Careful grouping is important to give all learners the best chance at success. “The key thing about deeper learning for the kids we work with is not whether they can do it, but how can we structure classrooms so they can be successful,” said Joe Luft, senior director of programs for the Internationals Network and a former teacher and principal at one of their schools.

“You want to be able to support students academically and in terms of literacy,” said Rosemary Milczewski, a math teacher at Flushing International High School. “They are arguing; they are talking to each other; and I’m walking around as a facilitator.” A common way to teach students for whom English isn’t their first language is to group them by proficiency. But Sylvan says that rarely works. Grouping is a delicate balance of English language ability, native language ability, and familiarity with the academic content. “The grouping would differ based on the task you are asking students to do,” Sylvan said.


In addition to carefully grouping students for project work, it can be very helpful to group teaching staff to best serve the needs of students. At Internationals High Schools, five teachers all work with the same group of students. They coordinate closely on the literacy goals that cross all classes in addition to developing interesting projects together. For example, all teachers may be working on helping students use language to compare and contrast or to use cause and effect language, no matter what subject they teach.

Creating class structures that support student-self esteem and promote an open culture also help reluctant or traditionally hard-to-reach students. “The first thing that comes to mind for me is changing students' perceptions of themselves so they don’t see themselves as unable to learn,” said Thabiti Brown, principal of Codman Academy, a Boston charter school in the process of growing to be a K-12 school. “If they are thinking about themselves as students who are exercising that muscle, the brain, then it changes their perception of themselves.” Students also need to feel permission to express themselves and to know that their input is valued.

Milczewski immigrated to the U.S. when she was a teenager and attended an Internationals School. She uses her story to motivate her students and create a community of learners. “Telling them my story, I feel like it gives them some hope,” she said. “They realize they can graduate from high school, go to college and all they’ve got to do is work hard.”


Teachers working with challenged students need extra time to plan, tutor, and work together.
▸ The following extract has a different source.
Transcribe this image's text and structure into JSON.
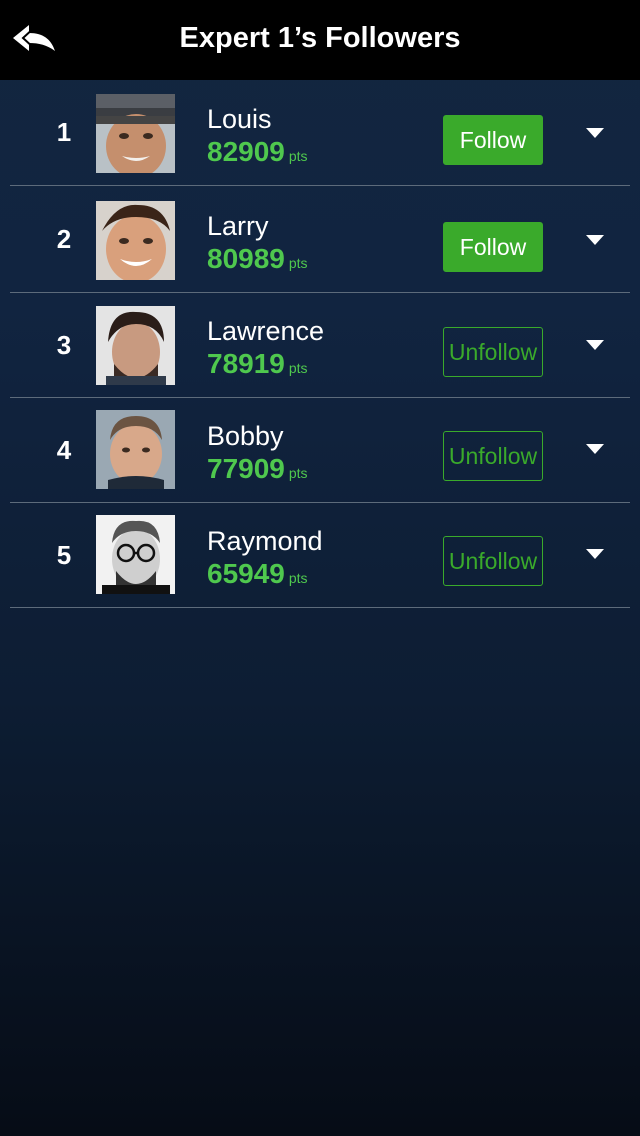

We need a lot of different time to meet in lots of different configurations around a lot of different issues,” said Ben Daley, chief academic officer at High Tech High. At Flushing Internationals School teachers meet for two hours each week to discuss instructional work and ways to support specific students. They plan the language function and outcomes they’ll be working on and talk logistics.

Additionally, each week they meet to talk about social and emotional needs of students, and there’s always a morning meeting for team leaders to report back on the school-wide administrative issues. In addition to all of that, teachers are on committees to help make decisions about the schools. These school-wide structures help teachers feel supported and connected in their difficult work and keep the staff on the same page about learning goals, but they are often built into the school day, not an addition.


This type of group work also mirrors the project-based learning teachers are asking of students. Adults are working on a complex problem together, collaborating with people different from themselves, and bringing their strengths to the table. “High school people think of themselves as subject people,” Sylvan said. “When you group them across subject you allow teachers to focus on students.”